Qué ataca al acero cerca del mar
No es el agua, es la sal. El aire salino deposita cloruros sobre la superficie y, donde encuentra una microabertura, desencadena la corrosión puntiforme: empieza en un punto invisible y desde ahí se extiende. En un acero equivocado bastan pocos inviernos.
Por qué AISI 316 y no 304
Entre un AISI 304 y un AISI 316 hay pocos puntos porcentuales de molibdeno. Es ese poco lo que detiene la corrosión puntiforme. El 316 cuesta más y es más difícil de trabajar: ralentiza cada fase de la producción, y casi nadie lo elige si no está obligado. Nosotros, desde 1999, nunca hemos usado otra cosa, y el acero que trabajamos es exclusivamente de producción europea.

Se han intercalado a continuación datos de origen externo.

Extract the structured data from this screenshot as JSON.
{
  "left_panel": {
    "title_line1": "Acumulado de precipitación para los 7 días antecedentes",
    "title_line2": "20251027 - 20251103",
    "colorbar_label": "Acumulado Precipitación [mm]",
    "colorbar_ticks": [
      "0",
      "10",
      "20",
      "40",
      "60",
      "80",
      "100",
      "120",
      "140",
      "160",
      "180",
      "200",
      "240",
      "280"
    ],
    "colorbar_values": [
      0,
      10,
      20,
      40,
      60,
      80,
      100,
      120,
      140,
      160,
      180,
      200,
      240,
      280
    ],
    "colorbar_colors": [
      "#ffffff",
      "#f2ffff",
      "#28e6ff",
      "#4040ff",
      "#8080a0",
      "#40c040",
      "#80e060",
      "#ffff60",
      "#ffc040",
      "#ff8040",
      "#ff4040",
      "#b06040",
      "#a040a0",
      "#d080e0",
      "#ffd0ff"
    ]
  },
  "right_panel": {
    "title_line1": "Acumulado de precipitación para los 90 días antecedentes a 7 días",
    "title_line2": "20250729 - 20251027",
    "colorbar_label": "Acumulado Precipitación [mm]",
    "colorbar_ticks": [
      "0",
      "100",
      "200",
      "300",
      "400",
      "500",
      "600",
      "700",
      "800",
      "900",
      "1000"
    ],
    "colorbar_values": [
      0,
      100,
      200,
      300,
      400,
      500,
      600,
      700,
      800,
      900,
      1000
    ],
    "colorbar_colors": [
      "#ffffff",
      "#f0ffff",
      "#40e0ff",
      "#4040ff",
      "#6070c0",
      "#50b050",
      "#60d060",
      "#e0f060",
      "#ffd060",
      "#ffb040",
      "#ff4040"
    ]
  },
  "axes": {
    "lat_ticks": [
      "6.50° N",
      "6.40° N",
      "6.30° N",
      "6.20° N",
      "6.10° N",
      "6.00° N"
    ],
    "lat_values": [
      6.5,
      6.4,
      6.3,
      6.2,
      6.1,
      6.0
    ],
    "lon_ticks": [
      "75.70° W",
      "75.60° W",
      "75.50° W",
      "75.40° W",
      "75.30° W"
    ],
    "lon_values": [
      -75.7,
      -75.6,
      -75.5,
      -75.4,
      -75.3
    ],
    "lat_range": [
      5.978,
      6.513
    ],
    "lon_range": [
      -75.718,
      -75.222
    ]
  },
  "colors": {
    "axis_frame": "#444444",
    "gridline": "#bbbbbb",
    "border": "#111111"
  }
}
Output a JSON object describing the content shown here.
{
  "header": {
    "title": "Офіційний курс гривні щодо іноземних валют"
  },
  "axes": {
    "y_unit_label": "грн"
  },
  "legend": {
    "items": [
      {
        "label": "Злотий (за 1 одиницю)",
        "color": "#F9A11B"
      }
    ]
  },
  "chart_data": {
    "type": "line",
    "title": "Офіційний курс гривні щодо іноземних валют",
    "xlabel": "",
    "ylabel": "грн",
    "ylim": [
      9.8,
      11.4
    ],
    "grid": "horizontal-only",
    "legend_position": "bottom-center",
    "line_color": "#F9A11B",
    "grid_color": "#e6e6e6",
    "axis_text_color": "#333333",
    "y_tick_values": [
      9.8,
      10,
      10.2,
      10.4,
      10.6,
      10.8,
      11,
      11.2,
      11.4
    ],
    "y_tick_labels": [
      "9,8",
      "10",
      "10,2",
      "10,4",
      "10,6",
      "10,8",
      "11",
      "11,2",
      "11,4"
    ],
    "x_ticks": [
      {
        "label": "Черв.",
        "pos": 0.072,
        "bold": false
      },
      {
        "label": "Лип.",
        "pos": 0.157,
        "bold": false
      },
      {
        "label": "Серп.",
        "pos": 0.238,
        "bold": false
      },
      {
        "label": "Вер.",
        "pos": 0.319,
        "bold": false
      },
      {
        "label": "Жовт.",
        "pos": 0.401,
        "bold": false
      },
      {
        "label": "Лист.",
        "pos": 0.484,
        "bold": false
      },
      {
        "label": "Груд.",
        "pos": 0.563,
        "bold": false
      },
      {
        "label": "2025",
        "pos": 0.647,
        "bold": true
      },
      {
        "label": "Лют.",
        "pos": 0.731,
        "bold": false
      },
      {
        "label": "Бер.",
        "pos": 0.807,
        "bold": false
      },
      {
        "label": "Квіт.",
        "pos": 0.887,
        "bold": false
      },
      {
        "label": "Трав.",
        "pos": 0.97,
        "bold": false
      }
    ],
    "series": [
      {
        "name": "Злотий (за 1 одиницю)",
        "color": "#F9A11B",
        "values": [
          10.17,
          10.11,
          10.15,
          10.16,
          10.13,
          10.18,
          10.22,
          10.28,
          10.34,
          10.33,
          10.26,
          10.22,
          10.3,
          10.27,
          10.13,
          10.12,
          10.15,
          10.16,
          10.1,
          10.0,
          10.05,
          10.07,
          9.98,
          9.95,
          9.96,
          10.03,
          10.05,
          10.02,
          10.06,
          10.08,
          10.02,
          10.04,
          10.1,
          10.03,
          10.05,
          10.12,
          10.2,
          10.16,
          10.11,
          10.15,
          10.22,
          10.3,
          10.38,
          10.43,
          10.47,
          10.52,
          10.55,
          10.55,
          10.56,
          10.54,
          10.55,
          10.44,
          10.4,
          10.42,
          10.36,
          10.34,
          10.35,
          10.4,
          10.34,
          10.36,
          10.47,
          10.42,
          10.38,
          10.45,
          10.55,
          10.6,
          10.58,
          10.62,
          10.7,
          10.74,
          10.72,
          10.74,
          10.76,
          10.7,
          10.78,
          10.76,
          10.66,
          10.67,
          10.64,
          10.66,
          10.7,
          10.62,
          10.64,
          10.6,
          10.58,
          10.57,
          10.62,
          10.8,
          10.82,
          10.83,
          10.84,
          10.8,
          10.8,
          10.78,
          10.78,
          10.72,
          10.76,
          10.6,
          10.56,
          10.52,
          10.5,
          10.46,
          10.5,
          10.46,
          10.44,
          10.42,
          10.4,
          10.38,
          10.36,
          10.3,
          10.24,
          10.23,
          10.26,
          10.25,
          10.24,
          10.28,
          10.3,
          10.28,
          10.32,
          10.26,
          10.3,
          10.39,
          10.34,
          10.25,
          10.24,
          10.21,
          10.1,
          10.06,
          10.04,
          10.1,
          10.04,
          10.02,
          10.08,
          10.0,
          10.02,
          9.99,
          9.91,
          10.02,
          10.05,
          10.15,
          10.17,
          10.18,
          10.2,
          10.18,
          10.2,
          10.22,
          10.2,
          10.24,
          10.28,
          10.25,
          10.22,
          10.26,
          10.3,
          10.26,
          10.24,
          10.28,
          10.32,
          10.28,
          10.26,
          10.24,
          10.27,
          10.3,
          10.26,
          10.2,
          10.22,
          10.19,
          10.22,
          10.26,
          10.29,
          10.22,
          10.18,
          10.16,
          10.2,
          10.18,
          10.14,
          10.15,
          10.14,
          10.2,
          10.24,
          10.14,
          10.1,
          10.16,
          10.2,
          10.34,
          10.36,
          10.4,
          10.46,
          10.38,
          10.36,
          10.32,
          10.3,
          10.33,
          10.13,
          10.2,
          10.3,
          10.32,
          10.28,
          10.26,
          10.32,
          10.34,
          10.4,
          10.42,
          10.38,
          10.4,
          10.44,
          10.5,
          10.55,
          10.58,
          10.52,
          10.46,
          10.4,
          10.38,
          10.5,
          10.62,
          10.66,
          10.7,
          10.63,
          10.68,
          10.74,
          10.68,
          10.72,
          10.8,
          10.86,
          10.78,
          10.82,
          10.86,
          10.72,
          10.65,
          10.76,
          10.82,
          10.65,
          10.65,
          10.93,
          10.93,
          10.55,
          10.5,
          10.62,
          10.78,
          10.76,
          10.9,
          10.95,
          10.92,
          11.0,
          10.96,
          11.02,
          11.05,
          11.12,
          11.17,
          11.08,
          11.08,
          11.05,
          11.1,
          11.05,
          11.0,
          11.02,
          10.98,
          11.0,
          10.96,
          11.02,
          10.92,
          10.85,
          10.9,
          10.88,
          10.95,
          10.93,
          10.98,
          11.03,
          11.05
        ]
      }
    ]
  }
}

La fase que lo decide todo: la superficie
El acero en bruto tiene una porosidad natural, aberturas microscópicas donde la corrosión puede iniciarse. Por eso el pulimentado es la fase que el cliente no ve y que cuenta más que todas: la superficie se pule con papeles abrasivos de grano creciente y luego con máquinas de cepillos, hasta que no queda nada abierto. Una columna que resiste en el mar es una columna bien cerrada, incluso antes que bien barnizada.
¿Y dentro?
También los cuerpos internos y las piezas mecánicas son de AISI 316, fresados en pieza maciza con centros de mecanizado de control numérico. Donde el sector usa latón, aquí está el mismo acero del exterior: menos uniones, menos puntos donde algo puede ceder.
Qué hacer para que dure
Poco. Un aclarado con agua dulce después de los periodos de exposición intensa al salitre elimina los cloruros antes de que se depositen. Nada de esponjas abrasivas sobre los acabados pulidos. Por lo demás, el acero hace su oficio: después de diez inviernos a veinte metros del mar sabemos qué hace cuando ya nadie lo mira.